“What did you think, that joy / was some slight thing?”
It is now a matter of public record that my company recently laid off 40% of staff. But numbers do not do justice to the sense of loss. Today I rifled through comments written in our software source code management system by ex-members of my programming team. Sprinkled among the technical remarks were little witticisms and the occasional wry geek joke, artifacts of camaraderie among the ash.
I have been cauterizing the wounds of loss with poems — more reading than writing lately, and catch-as-catch-can. I could not have willed my way toward a better book in this challenging time than Mark Doty’s Fire to Fire. Doty captures the fierce and sometimes terrible beauty of life with musical phrasing, stanzaic integrity, and the courage to look and look, deeper and deeper, into the human world. It is from loss that these poems are written, but their trajectory is towards awe — the hope that springs from amazement, the amazement that springs from deep observation, the deep observation that settles in the ashes of loss.

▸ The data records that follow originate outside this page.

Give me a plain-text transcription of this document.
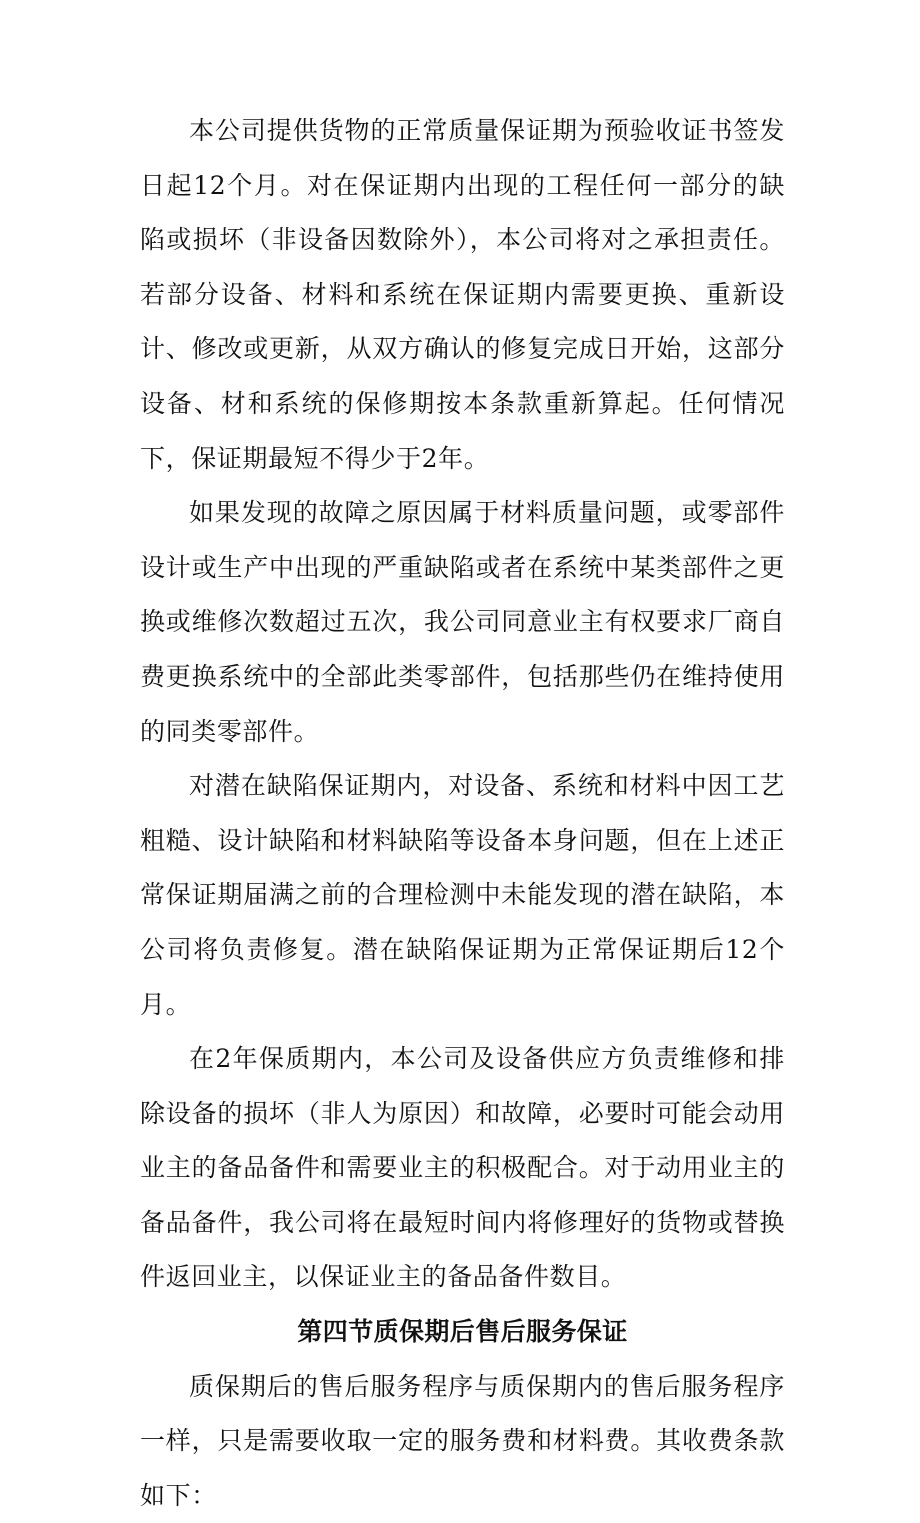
本公司提供货物的正常质量保证期为预验收证书签发日起12个月。对在保证期内出现的工程任何一部分的缺陷或损坏（非设备因数除外），本公司将对之承担责任。若部分设备、材料和系统在保证期内需要更换、重新设计、修改或更新，从双方确认的修复完成日开始，这部分设备、材和系统的保修期按本条款重新算起。任何情况下，保证期最短不得少于2年。

如果发现的故障之原因属于材料质量问题，或零部件设计或生产中出现的严重缺陷或者在系统中某类部件之更换或维修次数超过五次，我公司同意业主有权要求厂商自费更换系统中的全部此类零部件，包括那些仍在维持使用的同类零部件。

对潜在缺陷保证期内，对设备、系统和材料中因工艺粗糙、设计缺陷和材料缺陷等设备本身问题，但在上述正常保证期届满之前的合理检测中未能发现的潜在缺陷，本公司将负责修复。潜在缺陷保证期为正常保证期后12个月。

在2年保质期内，本公司及设备供应方负责维修和排除设备的损坏（非人为原因）和故障，必要时可能会动用业主的备品备件和需要业主的积极配合。对于动用业主的备品备件，我公司将在最短时间内将修理好的货物或替换件返回业主，以保证业主的备品备件数目。

第四节质保期后售后服务保证

质保期后的售后服务程序与质保期内的售后服务程序一样，只是需要收取一定的服务费和材料费。其收费条款如下：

Doty’s carefully-measured stanzas seem to propel his poems like an engine — which is, after all, a series of well-timed explosions. Each little engine links together to drive us into the depths of the poem — be it the shell of a turtle, the smoky glitz of a cross-dressing bar, or the heart of a man care-taking his dying love. Doty is not afraid to hold with the poem until it opens up, frequently busting the page barrier in little epics that never feel watery, or strain to make a point. It is an inner fire he seeks in each poem, heating up line by line and phrase by phrase — his technique a poetic kiln. Thank you, Mark Doty, for firing your ovens, and plying your craft — producing stunning reminders of the beauty that can rise from flame.